What happens, then, when you don't declare the type of the variable/parameter? One solution would be implicitly consider those as having the basic Object type, but that would make dynamic code extremely annoying to use. For instance, if x has type Object, you cannot call x+1 because + is not defined for Object.

Another, more interesting solution, is to consider any untyped function parameter as a generic. So, if f(x) is declared without a type for x, this is implicitly equivalent to declaring it as f(x: A), for a type variable A. If this were a purely static solution, this would not solve anything: you still cannot call addition on a generic value. But what if, instead, A is passed as a concrete value, implicitly, to the function? Then our f(x: A) is underlyingly basically f(x: A, A: Type), with A being a type value packaging the known information about A. When I call, for instance, f(5), under the hood the function is called like f(5, Int), where Int packages all there is to know about the Int type, including which methods it supports. Then if f's body calls x+1, this type value can be consulted dynamically to look up for a + method.

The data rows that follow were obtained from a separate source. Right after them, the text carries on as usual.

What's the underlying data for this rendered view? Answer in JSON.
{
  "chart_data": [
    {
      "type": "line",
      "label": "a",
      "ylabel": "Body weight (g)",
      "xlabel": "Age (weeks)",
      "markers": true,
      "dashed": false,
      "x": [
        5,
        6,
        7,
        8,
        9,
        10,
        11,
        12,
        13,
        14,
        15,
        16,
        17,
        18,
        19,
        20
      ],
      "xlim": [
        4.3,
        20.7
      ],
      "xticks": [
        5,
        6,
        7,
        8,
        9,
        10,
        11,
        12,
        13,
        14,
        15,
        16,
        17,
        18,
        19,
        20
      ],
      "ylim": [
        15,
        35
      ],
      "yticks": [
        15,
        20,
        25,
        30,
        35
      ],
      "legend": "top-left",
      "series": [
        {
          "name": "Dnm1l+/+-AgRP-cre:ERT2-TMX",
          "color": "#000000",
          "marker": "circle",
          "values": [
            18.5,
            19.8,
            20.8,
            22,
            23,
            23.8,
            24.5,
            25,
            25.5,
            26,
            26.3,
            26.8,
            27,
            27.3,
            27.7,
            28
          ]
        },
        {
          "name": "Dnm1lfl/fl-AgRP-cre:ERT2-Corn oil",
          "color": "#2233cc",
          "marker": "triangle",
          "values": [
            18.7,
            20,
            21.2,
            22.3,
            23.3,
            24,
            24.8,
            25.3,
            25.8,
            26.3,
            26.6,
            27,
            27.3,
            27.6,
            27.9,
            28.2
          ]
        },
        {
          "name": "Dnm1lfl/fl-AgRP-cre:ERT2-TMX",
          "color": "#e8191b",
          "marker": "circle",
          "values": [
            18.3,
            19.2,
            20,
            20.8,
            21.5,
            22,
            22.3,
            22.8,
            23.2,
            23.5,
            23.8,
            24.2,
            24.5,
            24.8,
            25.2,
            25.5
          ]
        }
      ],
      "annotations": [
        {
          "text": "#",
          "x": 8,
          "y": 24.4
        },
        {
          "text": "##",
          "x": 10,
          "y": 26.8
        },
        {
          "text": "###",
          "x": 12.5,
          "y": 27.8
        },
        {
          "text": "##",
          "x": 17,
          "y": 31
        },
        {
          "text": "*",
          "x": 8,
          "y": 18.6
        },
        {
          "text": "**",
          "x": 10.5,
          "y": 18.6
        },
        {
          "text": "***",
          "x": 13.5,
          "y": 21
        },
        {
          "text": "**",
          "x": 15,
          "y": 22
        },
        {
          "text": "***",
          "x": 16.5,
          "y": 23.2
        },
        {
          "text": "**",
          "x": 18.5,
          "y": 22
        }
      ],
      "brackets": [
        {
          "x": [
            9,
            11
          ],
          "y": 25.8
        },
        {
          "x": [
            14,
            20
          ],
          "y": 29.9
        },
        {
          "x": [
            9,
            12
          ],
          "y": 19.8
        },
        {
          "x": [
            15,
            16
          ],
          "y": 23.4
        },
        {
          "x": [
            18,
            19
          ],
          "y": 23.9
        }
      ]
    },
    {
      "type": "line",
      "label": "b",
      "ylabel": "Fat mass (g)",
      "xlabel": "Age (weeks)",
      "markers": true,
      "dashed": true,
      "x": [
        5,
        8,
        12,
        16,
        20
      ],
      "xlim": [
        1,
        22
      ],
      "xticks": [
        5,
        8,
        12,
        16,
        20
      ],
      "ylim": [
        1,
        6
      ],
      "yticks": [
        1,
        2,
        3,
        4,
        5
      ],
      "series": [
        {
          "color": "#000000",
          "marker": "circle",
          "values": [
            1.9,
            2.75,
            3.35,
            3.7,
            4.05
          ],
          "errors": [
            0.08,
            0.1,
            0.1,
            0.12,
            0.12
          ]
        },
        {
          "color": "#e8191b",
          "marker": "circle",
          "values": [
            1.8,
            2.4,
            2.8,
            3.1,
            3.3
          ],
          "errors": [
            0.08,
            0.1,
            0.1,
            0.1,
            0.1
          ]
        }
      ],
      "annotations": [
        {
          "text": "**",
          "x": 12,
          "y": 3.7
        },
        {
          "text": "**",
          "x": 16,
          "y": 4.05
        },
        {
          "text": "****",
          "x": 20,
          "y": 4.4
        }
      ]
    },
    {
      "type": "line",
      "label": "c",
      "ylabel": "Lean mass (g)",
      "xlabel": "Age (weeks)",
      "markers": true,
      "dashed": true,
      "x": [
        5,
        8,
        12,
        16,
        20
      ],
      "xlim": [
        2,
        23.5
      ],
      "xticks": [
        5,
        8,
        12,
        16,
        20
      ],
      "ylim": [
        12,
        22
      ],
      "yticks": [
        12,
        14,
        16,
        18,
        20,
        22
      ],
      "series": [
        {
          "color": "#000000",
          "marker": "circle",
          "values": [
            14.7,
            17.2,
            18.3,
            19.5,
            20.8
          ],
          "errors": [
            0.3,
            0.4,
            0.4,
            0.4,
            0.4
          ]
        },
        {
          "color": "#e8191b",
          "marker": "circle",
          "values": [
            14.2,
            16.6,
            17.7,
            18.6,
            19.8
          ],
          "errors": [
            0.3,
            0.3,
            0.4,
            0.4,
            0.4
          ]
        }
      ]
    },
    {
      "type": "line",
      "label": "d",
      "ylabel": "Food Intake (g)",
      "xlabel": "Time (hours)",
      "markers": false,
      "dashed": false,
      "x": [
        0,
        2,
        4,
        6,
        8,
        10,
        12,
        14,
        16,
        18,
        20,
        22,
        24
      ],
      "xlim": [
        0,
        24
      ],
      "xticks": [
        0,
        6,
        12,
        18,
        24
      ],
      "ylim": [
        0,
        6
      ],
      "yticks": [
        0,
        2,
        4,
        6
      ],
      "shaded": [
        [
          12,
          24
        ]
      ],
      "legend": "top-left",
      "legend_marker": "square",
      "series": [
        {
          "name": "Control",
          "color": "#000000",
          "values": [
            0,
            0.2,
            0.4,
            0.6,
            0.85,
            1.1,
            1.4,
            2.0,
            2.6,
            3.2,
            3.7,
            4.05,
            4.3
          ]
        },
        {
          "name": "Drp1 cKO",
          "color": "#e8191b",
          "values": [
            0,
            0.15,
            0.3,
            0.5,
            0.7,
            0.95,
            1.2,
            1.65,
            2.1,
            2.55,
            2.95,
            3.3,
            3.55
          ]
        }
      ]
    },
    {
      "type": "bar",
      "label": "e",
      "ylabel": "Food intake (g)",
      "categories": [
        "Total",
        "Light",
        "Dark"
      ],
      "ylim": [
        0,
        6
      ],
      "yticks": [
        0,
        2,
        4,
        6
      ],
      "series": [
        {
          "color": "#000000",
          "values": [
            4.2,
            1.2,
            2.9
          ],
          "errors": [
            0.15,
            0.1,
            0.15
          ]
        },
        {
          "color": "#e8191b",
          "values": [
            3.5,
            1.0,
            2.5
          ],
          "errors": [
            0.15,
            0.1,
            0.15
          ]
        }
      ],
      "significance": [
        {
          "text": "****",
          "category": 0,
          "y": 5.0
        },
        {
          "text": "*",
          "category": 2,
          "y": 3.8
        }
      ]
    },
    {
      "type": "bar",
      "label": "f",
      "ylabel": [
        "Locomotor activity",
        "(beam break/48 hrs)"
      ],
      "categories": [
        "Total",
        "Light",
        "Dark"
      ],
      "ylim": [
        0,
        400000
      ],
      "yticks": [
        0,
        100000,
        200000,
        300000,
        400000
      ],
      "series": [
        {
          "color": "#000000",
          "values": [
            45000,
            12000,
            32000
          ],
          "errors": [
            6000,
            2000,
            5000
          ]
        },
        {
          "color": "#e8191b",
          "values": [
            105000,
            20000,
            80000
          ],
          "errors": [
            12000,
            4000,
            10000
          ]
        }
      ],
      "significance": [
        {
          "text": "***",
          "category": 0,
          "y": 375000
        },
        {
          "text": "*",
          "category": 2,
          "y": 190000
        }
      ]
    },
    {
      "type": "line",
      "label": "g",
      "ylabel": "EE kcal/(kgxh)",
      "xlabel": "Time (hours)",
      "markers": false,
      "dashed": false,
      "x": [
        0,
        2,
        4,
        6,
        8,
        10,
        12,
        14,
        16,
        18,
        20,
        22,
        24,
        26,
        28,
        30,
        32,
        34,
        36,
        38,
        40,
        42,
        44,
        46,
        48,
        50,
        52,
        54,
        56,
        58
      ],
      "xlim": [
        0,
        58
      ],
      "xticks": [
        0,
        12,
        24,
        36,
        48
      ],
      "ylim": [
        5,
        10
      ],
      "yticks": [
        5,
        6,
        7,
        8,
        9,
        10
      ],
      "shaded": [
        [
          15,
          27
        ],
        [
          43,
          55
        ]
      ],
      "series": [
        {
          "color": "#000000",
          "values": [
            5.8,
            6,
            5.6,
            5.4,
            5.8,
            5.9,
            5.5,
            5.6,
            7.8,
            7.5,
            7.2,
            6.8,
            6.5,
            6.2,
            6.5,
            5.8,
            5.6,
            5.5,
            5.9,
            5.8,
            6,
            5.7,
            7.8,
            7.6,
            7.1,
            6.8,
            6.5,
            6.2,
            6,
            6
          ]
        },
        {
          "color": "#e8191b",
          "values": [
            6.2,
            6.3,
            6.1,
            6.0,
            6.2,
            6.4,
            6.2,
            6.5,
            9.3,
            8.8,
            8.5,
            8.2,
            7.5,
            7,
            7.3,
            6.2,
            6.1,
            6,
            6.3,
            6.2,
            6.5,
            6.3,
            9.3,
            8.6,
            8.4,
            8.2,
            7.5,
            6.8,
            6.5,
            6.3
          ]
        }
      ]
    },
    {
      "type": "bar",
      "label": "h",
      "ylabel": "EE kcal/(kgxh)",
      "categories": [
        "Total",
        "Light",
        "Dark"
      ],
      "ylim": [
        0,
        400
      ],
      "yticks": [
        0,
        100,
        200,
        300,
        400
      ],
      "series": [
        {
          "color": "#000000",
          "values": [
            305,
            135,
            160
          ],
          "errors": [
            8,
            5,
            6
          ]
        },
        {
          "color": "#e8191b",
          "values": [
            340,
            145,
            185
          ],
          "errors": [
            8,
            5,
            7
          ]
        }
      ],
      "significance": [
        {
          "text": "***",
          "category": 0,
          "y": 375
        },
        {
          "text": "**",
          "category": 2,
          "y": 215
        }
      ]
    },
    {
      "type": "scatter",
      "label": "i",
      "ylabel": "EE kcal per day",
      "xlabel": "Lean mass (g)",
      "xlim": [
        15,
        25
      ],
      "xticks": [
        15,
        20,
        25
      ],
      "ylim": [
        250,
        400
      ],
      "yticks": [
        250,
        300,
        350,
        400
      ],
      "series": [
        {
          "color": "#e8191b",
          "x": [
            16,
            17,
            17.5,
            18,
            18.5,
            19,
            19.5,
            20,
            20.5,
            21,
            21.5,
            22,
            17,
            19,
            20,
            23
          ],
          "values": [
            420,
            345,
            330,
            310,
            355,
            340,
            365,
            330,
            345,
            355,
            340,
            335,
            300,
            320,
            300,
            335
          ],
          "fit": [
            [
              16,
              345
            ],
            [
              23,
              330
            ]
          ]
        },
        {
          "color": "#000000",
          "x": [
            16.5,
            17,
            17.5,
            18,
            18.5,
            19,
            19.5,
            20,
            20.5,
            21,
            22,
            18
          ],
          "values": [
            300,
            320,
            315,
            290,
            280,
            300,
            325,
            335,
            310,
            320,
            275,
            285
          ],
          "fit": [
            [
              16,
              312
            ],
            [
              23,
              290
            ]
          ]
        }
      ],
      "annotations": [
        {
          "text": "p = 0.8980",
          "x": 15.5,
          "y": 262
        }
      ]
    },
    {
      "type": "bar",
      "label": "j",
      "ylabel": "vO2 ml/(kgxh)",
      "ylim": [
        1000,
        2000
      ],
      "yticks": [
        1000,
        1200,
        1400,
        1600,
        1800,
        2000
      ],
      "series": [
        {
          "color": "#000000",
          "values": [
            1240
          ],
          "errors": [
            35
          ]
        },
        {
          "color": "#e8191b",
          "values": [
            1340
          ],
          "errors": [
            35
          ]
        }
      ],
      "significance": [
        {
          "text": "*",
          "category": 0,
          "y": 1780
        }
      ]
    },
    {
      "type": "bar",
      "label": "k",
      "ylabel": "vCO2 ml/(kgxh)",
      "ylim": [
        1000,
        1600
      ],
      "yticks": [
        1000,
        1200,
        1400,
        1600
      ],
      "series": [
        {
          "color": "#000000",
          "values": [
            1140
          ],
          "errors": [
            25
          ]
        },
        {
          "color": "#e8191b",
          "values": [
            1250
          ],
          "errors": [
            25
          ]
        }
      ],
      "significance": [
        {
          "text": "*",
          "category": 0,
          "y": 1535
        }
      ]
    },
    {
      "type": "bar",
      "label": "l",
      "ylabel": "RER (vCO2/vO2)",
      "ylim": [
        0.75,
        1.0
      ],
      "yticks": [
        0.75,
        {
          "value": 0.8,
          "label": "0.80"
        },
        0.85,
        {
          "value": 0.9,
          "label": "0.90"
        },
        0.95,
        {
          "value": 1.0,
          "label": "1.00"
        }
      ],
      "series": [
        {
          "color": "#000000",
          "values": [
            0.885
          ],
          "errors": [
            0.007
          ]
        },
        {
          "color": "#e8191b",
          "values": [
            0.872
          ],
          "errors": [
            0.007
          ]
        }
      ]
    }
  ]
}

Has this been done before? Probably. I still have to do research on this. One potential problem with this is how the underlying interface of generic vs. non-generic functions (in a very different sense of 'generic function' from CLOS!) may differ. This is a problem for functions taking functions as arguments: if your function expects an Int -> Int function as argument and I give it a A -> Int function instead, that should work, but underlyingly an A -> Int takes an extra argument (the A type itself). This is left as an exercise for my future self.

Gradual typing in reverse

One very interesting aspect of this solution is that it's basically the opposite of typical gradual typing implementations: instead of adding static types to a fundamentally dynamic language, this adds dynamic powers to a fundamentally static system. All the gradual typing attempts I have seen so far try to add types to a pre-existing dynamic language, which makes an approach like this one less palatable since one wants to be able to give types to code written in a mostly dynamic style, including standard library functions. But if one is designing a language from scratch, one can design it in a more static-types-friendly way, which would make this approach more feasible.

I wonder if better performance can be achieved in this scenario, since in theory the static parts of the code can happily do their stuff without ever worrying about dynamic code. I also wonder if boxing/unboxing of values when passing them between the dynamic and static parts of the code can be avoided as well, since all the extra typing information can be passed in the type parameter instead. Said research, as always, will require more and abundant funding.